II. Studeer periode:
De studie werd uitgevoerd gedurende een maand dragen. De proefpersonen werden aanvankelijk onderzocht en bij twee vervolgbezoeken na respectievelijk twee weken en vier weken. Studiebezoeken begonnen op 26 juni 2013 en werden afgerond op 14 september 2013.
Studietype
Inschrijving (Werkelijk)
Fase
- Niet toepasbaar
Contacten en locaties
Studie Locaties
-
-
-
Manchester, Verenigd Koninkrijk, M60 1QD
- Eurolens Research Faculty of Life Sciences The University of Manchester
-
-
Deelname Criteria
Geschiktheidscriteria
Leeftijden die in aanmerking komen voor studie
Accepteert gezonde vrijwilligers
Geslachten die in aanmerking komen voor studie
Beschrijving
Inclusiecriteria:
- Ze zijn 18 jaar en ouder
- Zij kennen hun rechten als proefpersoon en zijn bereid en in staat om een Verklaring van Geïnformeerde Toestemming te ondertekenen
- Zij zijn bereid en in staat om het protocol te volgen
- Ze komen overeen om niet deel te nemen aan ander klinisch onderzoek voor de duur van deze studie
- Ze hebben een beste bril gecorrigeerde gezichtsscherpte groter of gelijk aan 20/25 (logMAR 0,1)

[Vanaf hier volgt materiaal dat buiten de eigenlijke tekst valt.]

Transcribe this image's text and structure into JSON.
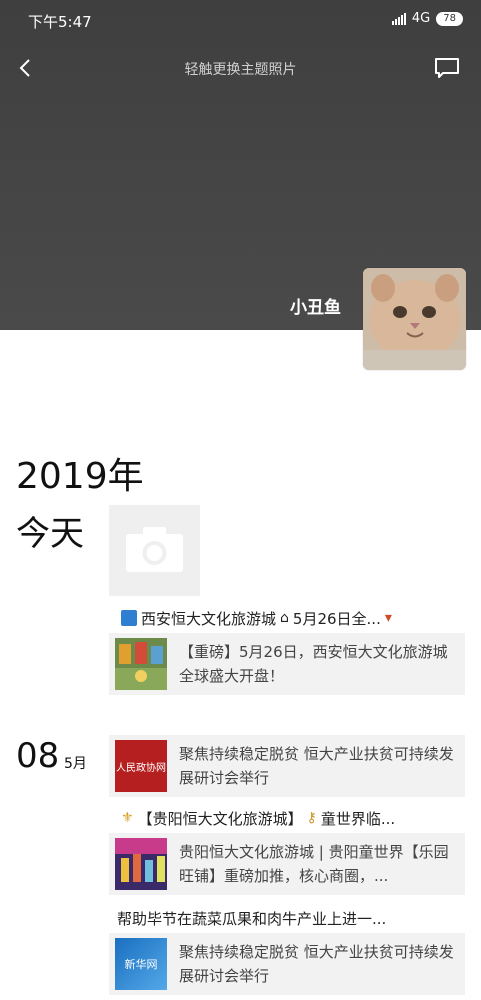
{
  "status": {
    "time": "下午5:47",
    "network": "4G",
    "battery": "78"
  },
  "nav": {
    "title": "轻触更换主题照片"
  },
  "profile": {
    "name": "小丑鱼"
  },
  "timeline": {
    "year": "2019年",
    "today_label": "今天",
    "date_day": "08",
    "date_month": "5月",
    "cards": [
      {
        "header_a": "西安恒大文化旅游城",
        "header_b": "5月26日全...",
        "body": "【重磅】5月26日，西安恒大文化旅游城全球盛大开盘！"
      },
      {
        "body": "聚焦持续稳定脱贫 恒大产业扶贫可持续发展研讨会举行",
        "thumb_text": "人民政协网"
      },
      {
        "header_a": "【贵阳恒大文化旅游城】",
        "header_b": "童世界临...",
        "body": "贵阳恒大文化旅游城 | 贵阳童世界【乐园旺铺】重磅加推，核心商圈，..."
      },
      {
        "header_a": "帮助毕节在蔬菜瓜果和肉牛产业上进一...",
        "body": "聚焦持续稳定脱贫 恒大产业扶贫可持续发展研讨会举行",
        "thumb_text": "新华网"
      }
    ]
  }
}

- Ze hebben een manifeste cilinder van minder dan of gelijk aan 0,75D
- Ze hebben met succes contactlenzen gedragen binnen zes maanden na aanvang van het onderzoek
- Ze kunnen worden uitgerust met sferische zachte contactlenzen binnen het beschikbare vermogensbereik
- Ze zijn bereid om de studielenzen minimaal vier dagen per week zes uur per dag te dragen
Uitsluitingscriteria:
- Ze hebben een actieve oogaandoening in het voorste oogsegment die normaal gesproken een contra-indicatie vormt voor het dragen van contactlenzen
- Ze hebben een infectie, ontsteking of afwijking van het voorste segment
- Ze gebruiken alle systemische medicijnen die normaal gesproken een contra-indicatie vormen voor het dragen van contactlenzen
- Ze gebruiken oogmedicatie
- Ze hebben een voorgeschiedenis van herpetische keratitis
- Ze hebben een systemische aandoening die normaal gesproken een contra-indicatie vormt voor het dragen van contactlenzen
- Ze hebben een besmettelijke ziekte (bijv. hepatitis) of een immunosuppressieve ziekte (bijv. HIV)

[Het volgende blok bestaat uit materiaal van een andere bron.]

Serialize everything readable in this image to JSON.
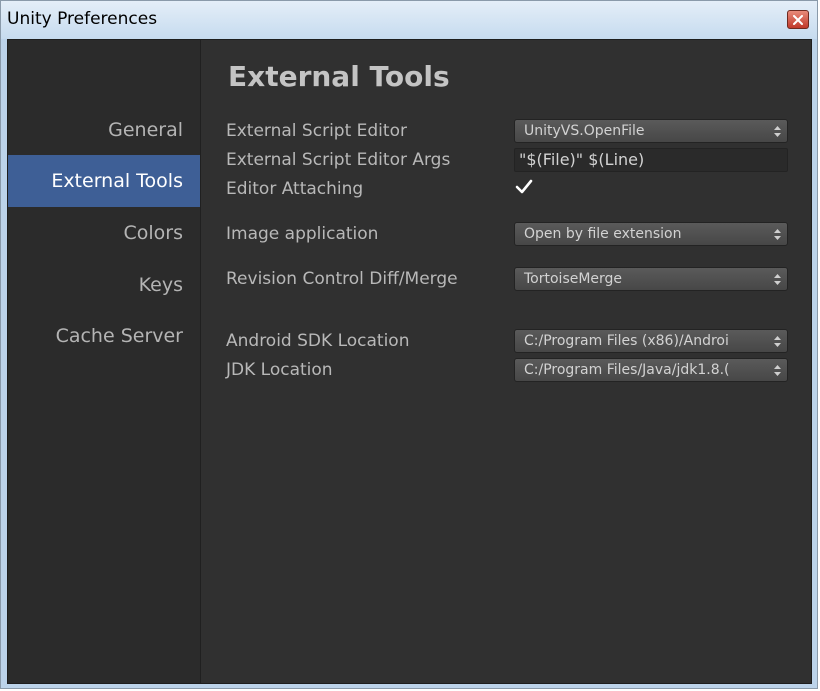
{
  "window": {
    "title": "Unity Preferences"
  },
  "sidebar": {
    "items": [
      {
        "label": "General",
        "selected": false
      },
      {
        "label": "External Tools",
        "selected": true
      },
      {
        "label": "Colors",
        "selected": false
      },
      {
        "label": "Keys",
        "selected": false
      },
      {
        "label": "Cache Server",
        "selected": false
      }
    ]
  },
  "main": {
    "title": "External Tools",
    "external_script_editor": {
      "label": "External Script Editor",
      "value": "UnityVS.OpenFile"
    },
    "external_script_editor_args": {
      "label": "External Script Editor Args",
      "value": "\"$(File)\" $(Line)"
    },
    "editor_attaching": {
      "label": "Editor Attaching",
      "checked": true
    },
    "image_application": {
      "label": "Image application",
      "value": "Open by file extension"
    },
    "revision_control": {
      "label": "Revision Control Diff/Merge",
      "value": "TortoiseMerge"
    },
    "android_sdk": {
      "label": "Android SDK Location",
      "value": "C:/Program Files (x86)/Androi"
    },
    "jdk": {
      "label": "JDK Location",
      "value": "C:/Program Files/Java/jdk1.8.("
    }
  },
  "icons": {
    "close": "close-icon",
    "checkmark": "checkmark-icon",
    "popup_arrows": "up-down-arrows-icon"
  },
  "colors": {
    "panel_background": "#303030",
    "sidebar_background": "#2b2b2b",
    "selection": "#3e5f96",
    "text": "#b8b8b8",
    "title_bar": "#c6dbef",
    "close_button": "#c0392b"
  }
}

- Ze hebben glaucoom (hoge druk in het oog), hebben een staaroperatie ondergaan of hebben een voorgeschiedenis van terugkerende schaafwonden
- Ze hebben een hoornvliesrefractieve operatie ondergaan of ze hebben een onregelmatig hoornvlies
- Ze hebben vervorming van het hoornvlies als gevolg van eerdere slijtage van harde of stijve lenzen of hebben keratoconus
- Ze zijn zwanger of geven borstvoeding
- Ze hebben spleetlampbevindingen die ernstiger zijn dan graad 1
- Ze hebben een voorgeschiedenis van anafylaxie of ernstige allergische reacties
- Ze hebben deelgenomen aan een andere contactlens of contactlensverzorgingsproduct klinische proef of onderzoek, binnen twee weken voorafgaand aan het starten van deze studie
Studie plan
Hoe is de studie opgezet?
Ontwerpdetails
- Toewijzing: Gerandomiseerd
- Interventioneel model: Parallelle opdracht
- Masker: Geen (open label)
Wapens en interventies
Deelnemersgroep / Arm |
Interventie / Behandeling |
---|---|
Actieve vergelijker: Air Optix Aqua
Vergelijk de veiligheid en werkzaamheid van de lens met de OptiFree Replenish-oplossing
|
Lenzen worden dagelijks gedragen (d.w.z.
's nachts verwijderd en in oplossing bewaard) en op de normale manier gedragen.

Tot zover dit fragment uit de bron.